Programmed cell death ligand-1 expression in gastroenteropancreatic neuroendocrine tumors.

Purpose: Gastroenteropancreatic tumors (GEPNETs) is a heterogeneous disease with variable clinical course. While promising therapeutic options exist for other adult cancers, there are no new molecular-based treatments developed for GEPNETs. One of the main targets of cancer immunotherapy is the Programmed Cell Death Ligand-1 (PD-L1) pathway. Our purpose was to investigate the profile of PD-L1 expression in different organs of GEPNETs and compare the conventional immunohistochemistry (IHC) with the RNA expression analysis via real time polymerase chain reaction (RT-PCR) in order to determine which patients might be appropriate for immune check point-targeted therapy.

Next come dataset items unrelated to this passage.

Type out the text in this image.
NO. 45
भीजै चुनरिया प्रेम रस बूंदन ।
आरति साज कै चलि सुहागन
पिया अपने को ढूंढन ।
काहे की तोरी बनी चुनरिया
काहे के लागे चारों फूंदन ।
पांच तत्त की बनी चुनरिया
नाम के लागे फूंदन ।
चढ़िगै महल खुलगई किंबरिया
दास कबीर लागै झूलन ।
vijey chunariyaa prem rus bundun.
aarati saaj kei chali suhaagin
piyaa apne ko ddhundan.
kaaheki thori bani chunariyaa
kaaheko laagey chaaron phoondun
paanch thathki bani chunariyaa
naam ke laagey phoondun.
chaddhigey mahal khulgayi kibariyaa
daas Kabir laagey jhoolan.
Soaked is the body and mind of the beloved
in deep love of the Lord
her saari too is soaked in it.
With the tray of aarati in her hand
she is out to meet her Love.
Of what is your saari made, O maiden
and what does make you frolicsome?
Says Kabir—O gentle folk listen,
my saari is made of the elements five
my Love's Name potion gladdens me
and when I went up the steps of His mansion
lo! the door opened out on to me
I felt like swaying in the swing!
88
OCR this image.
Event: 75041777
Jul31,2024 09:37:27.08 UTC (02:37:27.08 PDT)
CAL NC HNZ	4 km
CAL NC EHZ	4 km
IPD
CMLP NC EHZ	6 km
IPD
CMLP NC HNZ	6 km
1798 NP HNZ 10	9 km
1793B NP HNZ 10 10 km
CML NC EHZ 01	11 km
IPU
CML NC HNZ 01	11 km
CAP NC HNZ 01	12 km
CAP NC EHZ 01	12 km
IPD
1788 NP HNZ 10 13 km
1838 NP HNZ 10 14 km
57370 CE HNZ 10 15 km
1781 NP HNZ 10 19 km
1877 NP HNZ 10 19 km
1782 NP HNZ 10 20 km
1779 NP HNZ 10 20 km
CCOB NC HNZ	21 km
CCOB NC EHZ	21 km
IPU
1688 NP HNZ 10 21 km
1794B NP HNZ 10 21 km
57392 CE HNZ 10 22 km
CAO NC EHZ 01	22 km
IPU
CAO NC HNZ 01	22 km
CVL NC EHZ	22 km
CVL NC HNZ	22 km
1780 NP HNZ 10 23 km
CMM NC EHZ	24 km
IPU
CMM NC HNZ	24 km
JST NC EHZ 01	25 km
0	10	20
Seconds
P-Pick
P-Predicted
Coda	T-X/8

Methods: A total of 59 surgically or endoscopically resected GEPNET tissues were retrospectively collected. The expression of PD-LI and mRNA was evaluated with IHC. Results: The expression of PD-L1 was significantly associated with the high-grade classification (p=0.012). PD-LI mRNA expression in tumor samples appeared to be higher compared to the corresponding normal tissues. In appendix, stomach and small intestine, the expression of PD-L1 mRNA was higher in the tumor tissues compared to the respective controls. In pancreas and colon, control tissues tend to have a higher PD-L1 mRNA expression compared to tumor tissues. PD-L1 mRNA expression was higher in GEP carcinomas (p=0.0031). Conclusion: RT-PCR was found to be more sensitive in detecting PD-L1 expression than conventional IHC. This study may provide an important starting point and useful background information for future research about immunotherapy for appendix, stomach and small intestine neuroendocrine carcinomas.